IBM plans to allow for a pair of feature 5887 EXP24S expansion drawers to be hung off the EXP30 drawer. The EXP24S has room for 48 of those 1.8-inch SSDs and takes up 2U of space, and with this expansion, IBM will be about to put 40 TB of flash disk capacity into 5U of rack space and serve up an aggregate of around 1.7 million IOPS. IBM also said that it plans to make its EasyTier storage tiering software available on machines running AIX and VIOS, so they can spread data over the EXP30 and EXP24S drawers with SSDs.
On the networking front, there a new and cheaper four port Gigabit Ethernet adapter: features 5260, which is low profile, and feature 5899, which is full height. This will be the new default Ethernet adapter in the Power7 Gen 2 models of the Power 710, 720, 730, and 740 announced last October, says IBM. These features have the same price: $301.
There’s also a new PCI-Express 2.0 four-port Fibre Channel SAN adapter (feature EN0Y) that fits into an x8 slot in the Gen 2 servers and that is a low-profile version of the feature 5729 full-height adapter that was announced in October 2011. AIX, Linux, and VIOS all support this adapter natively, but IBM i shops can only hook in through VIOS. Feature EN0Y costs $6,000.

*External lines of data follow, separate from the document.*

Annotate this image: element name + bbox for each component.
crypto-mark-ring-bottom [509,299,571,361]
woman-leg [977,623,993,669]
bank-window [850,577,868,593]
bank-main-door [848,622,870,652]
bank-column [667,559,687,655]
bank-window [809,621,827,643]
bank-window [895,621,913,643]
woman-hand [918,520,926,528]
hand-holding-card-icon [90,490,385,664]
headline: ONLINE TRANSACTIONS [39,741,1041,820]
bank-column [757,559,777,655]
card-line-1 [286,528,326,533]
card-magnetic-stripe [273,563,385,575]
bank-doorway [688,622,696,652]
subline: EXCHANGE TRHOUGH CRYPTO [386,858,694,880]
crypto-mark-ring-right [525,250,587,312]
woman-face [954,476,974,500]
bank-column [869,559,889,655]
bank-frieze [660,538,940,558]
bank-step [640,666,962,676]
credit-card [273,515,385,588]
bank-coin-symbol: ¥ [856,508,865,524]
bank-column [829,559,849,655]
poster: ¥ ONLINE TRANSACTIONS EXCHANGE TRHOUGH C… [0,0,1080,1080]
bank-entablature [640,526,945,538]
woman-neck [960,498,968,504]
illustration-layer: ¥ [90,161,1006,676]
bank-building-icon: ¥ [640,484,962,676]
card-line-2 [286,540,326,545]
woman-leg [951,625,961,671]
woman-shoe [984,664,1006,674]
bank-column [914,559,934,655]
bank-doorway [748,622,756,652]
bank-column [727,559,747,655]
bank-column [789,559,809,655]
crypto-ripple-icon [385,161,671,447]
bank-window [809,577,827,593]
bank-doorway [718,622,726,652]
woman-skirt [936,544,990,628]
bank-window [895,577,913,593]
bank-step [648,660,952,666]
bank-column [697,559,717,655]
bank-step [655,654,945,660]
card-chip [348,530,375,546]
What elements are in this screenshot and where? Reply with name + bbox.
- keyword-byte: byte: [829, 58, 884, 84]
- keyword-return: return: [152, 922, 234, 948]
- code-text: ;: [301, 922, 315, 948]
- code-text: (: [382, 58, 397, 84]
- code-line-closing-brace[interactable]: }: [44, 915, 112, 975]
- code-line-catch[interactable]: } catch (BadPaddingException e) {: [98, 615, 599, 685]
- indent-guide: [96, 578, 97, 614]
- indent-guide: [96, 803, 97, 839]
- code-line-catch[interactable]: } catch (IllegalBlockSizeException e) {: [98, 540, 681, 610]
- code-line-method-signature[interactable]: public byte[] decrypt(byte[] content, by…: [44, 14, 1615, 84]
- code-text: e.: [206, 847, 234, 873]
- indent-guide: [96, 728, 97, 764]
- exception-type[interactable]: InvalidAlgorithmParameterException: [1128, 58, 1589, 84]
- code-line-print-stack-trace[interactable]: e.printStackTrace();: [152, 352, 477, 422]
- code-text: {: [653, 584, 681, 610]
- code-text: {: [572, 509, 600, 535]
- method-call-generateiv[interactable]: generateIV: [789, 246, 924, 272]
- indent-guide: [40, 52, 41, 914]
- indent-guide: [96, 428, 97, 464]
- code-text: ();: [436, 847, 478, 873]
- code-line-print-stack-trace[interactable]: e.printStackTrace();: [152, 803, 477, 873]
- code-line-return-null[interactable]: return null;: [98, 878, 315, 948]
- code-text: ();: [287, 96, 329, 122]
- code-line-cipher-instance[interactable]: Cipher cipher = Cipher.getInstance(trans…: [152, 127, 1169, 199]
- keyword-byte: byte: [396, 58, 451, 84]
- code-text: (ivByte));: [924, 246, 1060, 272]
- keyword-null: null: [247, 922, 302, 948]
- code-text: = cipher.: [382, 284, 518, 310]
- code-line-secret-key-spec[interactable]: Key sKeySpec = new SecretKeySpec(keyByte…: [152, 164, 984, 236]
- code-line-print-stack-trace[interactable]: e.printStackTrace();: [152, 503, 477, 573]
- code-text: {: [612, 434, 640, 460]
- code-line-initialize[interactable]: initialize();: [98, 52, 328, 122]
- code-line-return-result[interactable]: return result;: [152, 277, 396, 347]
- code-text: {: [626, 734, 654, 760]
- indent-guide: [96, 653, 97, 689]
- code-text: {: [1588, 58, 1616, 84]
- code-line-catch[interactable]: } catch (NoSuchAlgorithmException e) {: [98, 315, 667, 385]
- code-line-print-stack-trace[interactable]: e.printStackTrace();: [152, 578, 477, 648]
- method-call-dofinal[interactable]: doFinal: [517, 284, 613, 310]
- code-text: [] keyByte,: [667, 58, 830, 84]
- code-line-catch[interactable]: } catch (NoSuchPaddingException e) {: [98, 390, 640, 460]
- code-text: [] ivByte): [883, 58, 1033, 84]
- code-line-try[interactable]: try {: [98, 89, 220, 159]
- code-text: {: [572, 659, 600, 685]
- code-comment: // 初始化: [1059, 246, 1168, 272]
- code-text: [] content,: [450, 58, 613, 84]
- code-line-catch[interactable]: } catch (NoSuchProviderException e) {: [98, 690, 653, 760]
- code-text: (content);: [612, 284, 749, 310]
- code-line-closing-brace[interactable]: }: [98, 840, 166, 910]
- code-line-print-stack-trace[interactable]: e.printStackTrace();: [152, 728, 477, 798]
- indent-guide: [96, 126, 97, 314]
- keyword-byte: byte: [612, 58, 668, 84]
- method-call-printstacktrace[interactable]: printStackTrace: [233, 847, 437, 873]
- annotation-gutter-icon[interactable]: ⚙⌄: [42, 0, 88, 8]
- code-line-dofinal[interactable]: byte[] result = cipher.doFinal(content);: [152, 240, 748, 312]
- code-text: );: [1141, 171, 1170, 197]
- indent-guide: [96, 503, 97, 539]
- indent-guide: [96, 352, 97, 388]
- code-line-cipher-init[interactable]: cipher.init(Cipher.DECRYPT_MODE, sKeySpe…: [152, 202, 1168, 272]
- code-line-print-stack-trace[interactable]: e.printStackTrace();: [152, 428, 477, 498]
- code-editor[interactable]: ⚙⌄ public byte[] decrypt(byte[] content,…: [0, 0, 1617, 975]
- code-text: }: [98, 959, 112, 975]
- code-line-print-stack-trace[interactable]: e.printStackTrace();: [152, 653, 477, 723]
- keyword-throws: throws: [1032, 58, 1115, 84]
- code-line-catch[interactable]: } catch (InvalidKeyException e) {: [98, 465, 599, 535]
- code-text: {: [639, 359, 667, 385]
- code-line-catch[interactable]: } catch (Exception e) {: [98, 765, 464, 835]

Feature EU16 is a DAT160 tape drive that links to Power Systems machines through a USB port. Normally, a DAT drive hangs off a SAS controller, and this can lead to contention. So now you can hang the tape off an internal USB port. Feature EU16 can cram 80 GB on a digital audio tape or 160 GB with normal compress rations; it costs $1,827. Again, AIX, Linux, and VIOS support it natively, but IBM i can only see it through VIOS.

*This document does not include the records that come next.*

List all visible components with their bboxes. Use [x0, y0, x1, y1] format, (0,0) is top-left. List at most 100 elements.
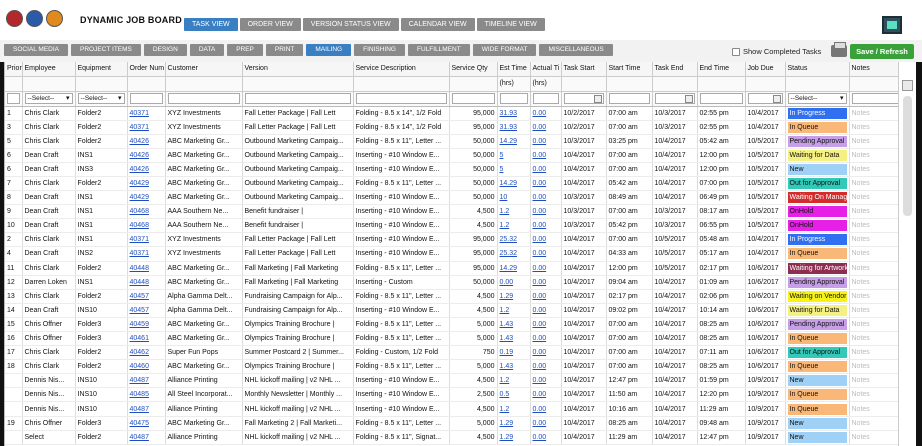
table-row[interactable]: 11 Chris Clark Folder2 40448 ABC Marketing G… — [5, 261, 916, 276]
actual-time-link[interactable]: 0.00 — [530, 345, 562, 361]
show-completed-toggle[interactable]: Show Completed Tasks — [732, 47, 821, 56]
column-header-equipment[interactable]: Equipment — [75, 62, 128, 77]
column-header-service-description[interactable]: Service Description — [353, 62, 450, 77]
order-number-link[interactable]: 40459 — [127, 317, 166, 333]
est-time-link[interactable]: 1.43 — [497, 359, 531, 375]
employee-filter-select[interactable]: --Select-- — [24, 93, 73, 104]
task-end-filter-date[interactable] — [654, 93, 695, 104]
tab-version-status-view[interactable]: VERSION STATUS VIEW — [302, 18, 399, 31]
column-header-prior[interactable]: Prior — [5, 62, 23, 77]
status-badge[interactable]: In Queue — [787, 121, 847, 133]
start-time-filter-input[interactable] — [608, 93, 650, 104]
est-time-link[interactable]: 25.32 — [497, 246, 531, 262]
actual-time-link[interactable]: 0.00 — [530, 232, 562, 248]
est-filter-input[interactable] — [499, 93, 528, 104]
actual-time-link[interactable]: 0.00 — [530, 430, 562, 445]
table-row[interactable]: 7 Chris Clark Folder2 40429 ABC Marketing Gr… — [5, 176, 916, 192]
est-time-link[interactable]: 0.5 — [497, 387, 531, 403]
category-tab-print[interactable]: PRINT — [265, 44, 304, 56]
order-number-link[interactable]: 40461 — [127, 331, 166, 347]
monitor-icon[interactable] — [882, 16, 902, 34]
table-row[interactable]: 1 Chris Clark Folder2 40371 XYZ Investments F… — [5, 106, 916, 121]
actual-time-link[interactable]: 0.00 — [530, 387, 562, 403]
status-badge[interactable]: Pending Approval — [787, 276, 847, 288]
order-number-link[interactable]: 40468 — [127, 218, 166, 234]
table-row[interactable]: 5 Chris Clark Folder2 40426 ABC Marketing Gr… — [5, 134, 916, 149]
est-time-link[interactable]: 1.29 — [497, 430, 531, 445]
est-time-link[interactable]: 1.2 — [497, 204, 531, 220]
table-row[interactable]: 9 Dean Craft INS1 40468 AAA Southern Ne... Be… — [5, 204, 916, 220]
customer-filter-input[interactable] — [167, 93, 240, 104]
est-time-link[interactable]: 25.32 — [497, 232, 531, 248]
est-time-link[interactable]: 1.29 — [497, 289, 531, 304]
actual-time-link[interactable]: 0.00 — [530, 359, 562, 375]
order-number-link[interactable]: 40485 — [127, 387, 166, 403]
actual-time-link[interactable]: 0.00 — [530, 373, 562, 389]
status-badge[interactable]: In Queue — [787, 403, 847, 415]
equipment-filter-select[interactable]: --Select-- — [77, 93, 125, 104]
order-number-link[interactable]: 40457 — [127, 289, 166, 304]
est-time-link[interactable]: 1.29 — [497, 416, 531, 431]
task-start-filter-date[interactable] — [563, 93, 604, 104]
actual-time-link[interactable]: 0.00 — [530, 204, 562, 220]
order-number-link[interactable]: 40475 — [127, 416, 166, 431]
actual-time-link[interactable]: 0.00 — [530, 275, 562, 290]
order-number-link[interactable]: 40468 — [127, 204, 166, 220]
status-badge[interactable]: In Progress — [787, 107, 847, 119]
end-time-filter-input[interactable] — [699, 93, 743, 104]
table-row[interactable]: 2 Chris Clark INS1 40371 XYZ Investments Fall… — [5, 232, 916, 248]
column-header-version[interactable]: Version — [242, 62, 354, 77]
table-row[interactable]: 3 Chris Clark Folder2 40371 XYZ Investments F… — [5, 120, 916, 135]
column-header-est-time[interactable]: Est Time — [497, 62, 531, 77]
actual-time-link[interactable]: 0.00 — [530, 120, 562, 135]
category-tab-fulfillment[interactable]: FULFILLMENT — [408, 44, 470, 56]
table-row[interactable]: 8 Dean Craft INS1 40429 ABC Marketing Gr... O… — [5, 190, 916, 206]
order-number-link[interactable]: 40460 — [127, 359, 166, 375]
table-row[interactable]: 17 Chris Clark Folder2 40462 Super Fun Pops S… — [5, 345, 916, 361]
table-row[interactable]: 19 Chris Offner Folder3 40475 ABC Marketing … — [5, 416, 916, 431]
tab-calendar-view[interactable]: CALENDAR VIEW — [400, 18, 475, 31]
status-badge[interactable]: Waiting on Vendor — [787, 290, 847, 302]
actual-time-link[interactable]: 0.00 — [530, 176, 562, 192]
order-number-link[interactable]: 40462 — [127, 345, 166, 361]
actual-time-link[interactable]: 0.00 — [530, 246, 562, 262]
category-tab-project-items[interactable]: PROJECT ITEMS — [71, 44, 141, 56]
table-row[interactable]: 16 Chris Offner Folder3 40461 ABC Marketing … — [5, 331, 916, 347]
status-badge[interactable]: Pending Approval — [787, 135, 847, 147]
est-time-link[interactable]: 1.43 — [497, 331, 531, 347]
order-number-link[interactable]: 40487 — [127, 373, 166, 389]
status-badge[interactable]: New — [787, 163, 847, 175]
status-badge[interactable]: In Queue — [787, 333, 847, 345]
status-badge[interactable]: In Queue — [787, 248, 847, 260]
status-badge[interactable]: New — [787, 375, 847, 387]
status-badge[interactable]: Waiting for Data — [787, 304, 847, 316]
print-icon[interactable] — [831, 42, 847, 57]
order-number-link[interactable]: 40371 — [127, 106, 166, 121]
actual-time-link[interactable]: 0.00 — [530, 162, 562, 177]
est-time-link[interactable]: 14.29 — [497, 176, 531, 192]
est-time-link[interactable]: 14.29 — [497, 134, 531, 149]
column-header-order-num[interactable]: Order Num — [127, 62, 166, 77]
status-badge[interactable]: In Queue — [787, 389, 847, 401]
status-badge[interactable]: Pending Approval — [787, 318, 847, 330]
est-time-link[interactable]: 1.2 — [497, 303, 531, 318]
table-row[interactable]: Select Folder2 40487 Alliance Printing NHL k… — [5, 430, 916, 445]
category-tab-miscellaneous[interactable]: MISCELLANEOUS — [539, 44, 613, 56]
status-badge[interactable]: New — [787, 431, 847, 443]
category-tab-design[interactable]: DESIGN — [143, 44, 187, 56]
order-filter-input[interactable] — [129, 93, 163, 104]
table-row[interactable]: 10 Dean Craft INS1 40468 AAA Southern Ne... B… — [5, 218, 916, 234]
job-due-filter-date[interactable] — [747, 93, 783, 104]
column-header-status[interactable]: Status — [785, 62, 850, 77]
actual-time-link[interactable]: 0.00 — [530, 134, 562, 149]
version-filter-input[interactable] — [244, 93, 351, 104]
order-number-link[interactable]: 40487 — [127, 430, 166, 445]
table-row[interactable]: 15 Chris Offner Folder3 40459 ABC Marketing … — [5, 317, 916, 333]
column-header-employee[interactable]: Employee — [22, 62, 76, 77]
est-time-link[interactable]: 10 — [497, 190, 531, 206]
order-number-link[interactable]: 40429 — [127, 176, 166, 192]
status-badge[interactable]: Waiting for Data — [787, 149, 847, 161]
est-time-link[interactable]: 5 — [497, 162, 531, 177]
tab-timeline-view[interactable]: TIMELINE VIEW — [476, 18, 545, 31]
actual-time-link[interactable]: 0.00 — [530, 331, 562, 347]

IBM has also put out an RDX 320 GB removable disk drive, which links to Power6, Power6+, and Power7 servers through a USB port. This costs a mere $225 and is a viable option to a DAT drive, but unfortunately feature EU08 is not supported by IBM i, not even working through VIOS. (This is just plain silly, really.) The fact that IBM is not supporting IBM i on the feature EC27 and EC28 Ethernet adapters, which have been tweaked to run the Remote Direct Memory Access (RDMA) protocol from InfiniBand atop Ethernet cards (using a protocol called RoCE, which is short for RDMA over Converged Ethernet), does not bother me in the slightest. Unless these would be useful creating DB2 Multisystem clusters running IBM i. (Which I suspect they would, so there.) These adapters cost $1,000 and are mainly useful for Power Systems shops that need servers to talk to both Ethernet and InfiniBand networks.

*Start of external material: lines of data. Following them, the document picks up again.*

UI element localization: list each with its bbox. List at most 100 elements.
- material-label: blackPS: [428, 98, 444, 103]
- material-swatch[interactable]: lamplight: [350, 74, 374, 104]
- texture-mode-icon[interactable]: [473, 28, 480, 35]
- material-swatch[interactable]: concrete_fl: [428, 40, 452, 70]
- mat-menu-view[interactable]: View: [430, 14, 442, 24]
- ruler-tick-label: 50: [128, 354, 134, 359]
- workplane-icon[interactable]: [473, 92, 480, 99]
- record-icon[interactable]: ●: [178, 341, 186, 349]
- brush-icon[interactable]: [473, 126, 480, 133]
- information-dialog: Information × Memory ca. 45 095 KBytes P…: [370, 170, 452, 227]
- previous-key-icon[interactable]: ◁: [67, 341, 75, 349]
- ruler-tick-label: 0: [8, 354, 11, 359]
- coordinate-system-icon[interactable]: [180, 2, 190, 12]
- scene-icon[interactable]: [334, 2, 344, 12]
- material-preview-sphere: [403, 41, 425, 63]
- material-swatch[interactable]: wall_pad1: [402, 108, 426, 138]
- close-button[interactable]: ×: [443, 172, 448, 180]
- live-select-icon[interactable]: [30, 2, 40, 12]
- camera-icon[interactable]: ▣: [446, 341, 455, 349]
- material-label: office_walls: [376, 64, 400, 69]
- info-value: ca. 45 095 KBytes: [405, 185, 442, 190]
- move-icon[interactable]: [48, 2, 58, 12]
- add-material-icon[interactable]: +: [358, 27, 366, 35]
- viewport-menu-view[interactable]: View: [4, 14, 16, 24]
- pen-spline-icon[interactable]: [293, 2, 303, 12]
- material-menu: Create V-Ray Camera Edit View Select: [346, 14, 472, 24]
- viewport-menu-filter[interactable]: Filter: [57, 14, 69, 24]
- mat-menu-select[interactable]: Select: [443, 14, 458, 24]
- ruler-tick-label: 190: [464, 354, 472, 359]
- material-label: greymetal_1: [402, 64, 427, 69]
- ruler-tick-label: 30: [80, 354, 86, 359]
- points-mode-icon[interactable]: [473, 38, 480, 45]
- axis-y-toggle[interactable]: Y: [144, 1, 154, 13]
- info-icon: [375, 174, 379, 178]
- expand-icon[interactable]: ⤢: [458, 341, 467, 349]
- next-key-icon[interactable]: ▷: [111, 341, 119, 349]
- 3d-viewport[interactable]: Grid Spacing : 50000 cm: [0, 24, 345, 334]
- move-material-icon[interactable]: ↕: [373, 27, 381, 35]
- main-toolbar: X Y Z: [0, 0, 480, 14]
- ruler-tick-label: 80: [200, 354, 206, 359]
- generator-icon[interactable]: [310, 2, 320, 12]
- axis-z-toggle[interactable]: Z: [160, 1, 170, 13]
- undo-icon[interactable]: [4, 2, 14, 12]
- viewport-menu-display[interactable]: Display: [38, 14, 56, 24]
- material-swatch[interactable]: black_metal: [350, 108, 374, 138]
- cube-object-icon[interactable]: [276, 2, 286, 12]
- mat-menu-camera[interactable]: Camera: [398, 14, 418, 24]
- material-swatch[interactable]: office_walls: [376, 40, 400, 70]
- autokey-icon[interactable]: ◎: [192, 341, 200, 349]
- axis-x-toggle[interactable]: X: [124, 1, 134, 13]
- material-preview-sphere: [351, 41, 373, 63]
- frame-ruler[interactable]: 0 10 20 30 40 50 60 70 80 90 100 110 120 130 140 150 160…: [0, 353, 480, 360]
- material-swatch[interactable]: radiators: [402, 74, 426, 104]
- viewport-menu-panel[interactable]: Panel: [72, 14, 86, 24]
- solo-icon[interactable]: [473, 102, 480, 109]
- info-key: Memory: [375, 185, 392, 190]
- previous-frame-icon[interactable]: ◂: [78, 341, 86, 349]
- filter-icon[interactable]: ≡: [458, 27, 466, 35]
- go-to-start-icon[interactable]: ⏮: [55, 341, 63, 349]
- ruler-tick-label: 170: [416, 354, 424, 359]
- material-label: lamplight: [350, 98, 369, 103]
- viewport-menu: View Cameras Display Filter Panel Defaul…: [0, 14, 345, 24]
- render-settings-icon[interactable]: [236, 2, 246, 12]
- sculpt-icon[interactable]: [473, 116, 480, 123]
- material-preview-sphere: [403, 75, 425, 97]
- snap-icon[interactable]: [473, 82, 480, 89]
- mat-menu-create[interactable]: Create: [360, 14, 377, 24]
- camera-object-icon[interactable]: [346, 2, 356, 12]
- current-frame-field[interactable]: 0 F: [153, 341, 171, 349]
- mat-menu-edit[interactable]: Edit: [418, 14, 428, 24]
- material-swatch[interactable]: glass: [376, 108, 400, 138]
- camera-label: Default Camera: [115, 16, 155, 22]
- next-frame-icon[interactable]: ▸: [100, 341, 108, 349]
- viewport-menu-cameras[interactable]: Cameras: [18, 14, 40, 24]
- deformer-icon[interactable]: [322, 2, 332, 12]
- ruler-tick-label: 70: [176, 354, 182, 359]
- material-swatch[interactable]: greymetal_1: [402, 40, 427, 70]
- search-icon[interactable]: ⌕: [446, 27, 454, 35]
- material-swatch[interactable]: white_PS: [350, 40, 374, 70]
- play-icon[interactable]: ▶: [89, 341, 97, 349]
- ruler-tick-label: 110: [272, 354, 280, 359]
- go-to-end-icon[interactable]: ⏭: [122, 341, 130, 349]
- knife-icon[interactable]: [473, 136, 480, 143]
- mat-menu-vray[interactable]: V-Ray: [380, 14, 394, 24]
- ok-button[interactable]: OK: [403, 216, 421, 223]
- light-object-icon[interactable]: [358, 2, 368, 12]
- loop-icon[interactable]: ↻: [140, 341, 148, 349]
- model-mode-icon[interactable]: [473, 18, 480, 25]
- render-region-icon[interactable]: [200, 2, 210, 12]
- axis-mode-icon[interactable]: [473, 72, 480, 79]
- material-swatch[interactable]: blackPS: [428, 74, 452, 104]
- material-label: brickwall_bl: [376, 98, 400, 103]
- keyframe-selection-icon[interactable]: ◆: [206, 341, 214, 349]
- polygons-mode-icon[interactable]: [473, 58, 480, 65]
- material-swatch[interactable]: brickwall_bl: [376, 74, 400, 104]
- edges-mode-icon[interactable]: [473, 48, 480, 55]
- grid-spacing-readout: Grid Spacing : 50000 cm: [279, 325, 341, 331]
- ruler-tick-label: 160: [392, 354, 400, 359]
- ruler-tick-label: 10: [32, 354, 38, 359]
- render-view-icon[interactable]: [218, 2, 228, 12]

Finally, IBM put out some statements of direction. This will come as no surprise to anyone, but the Power7 generation of machines (by which I presume IBM means Power7 Gen 1, Gen 1.5, and Gen 2 machines using the official TPM designations and not impending Power7+ boxes) will be the last boxes that support PCI-X adapters and I/O drawers. And the next version of IBM i following 7.1 will not support HSL/RIO-attached I/O drawers on Power6 or Power6+ machines.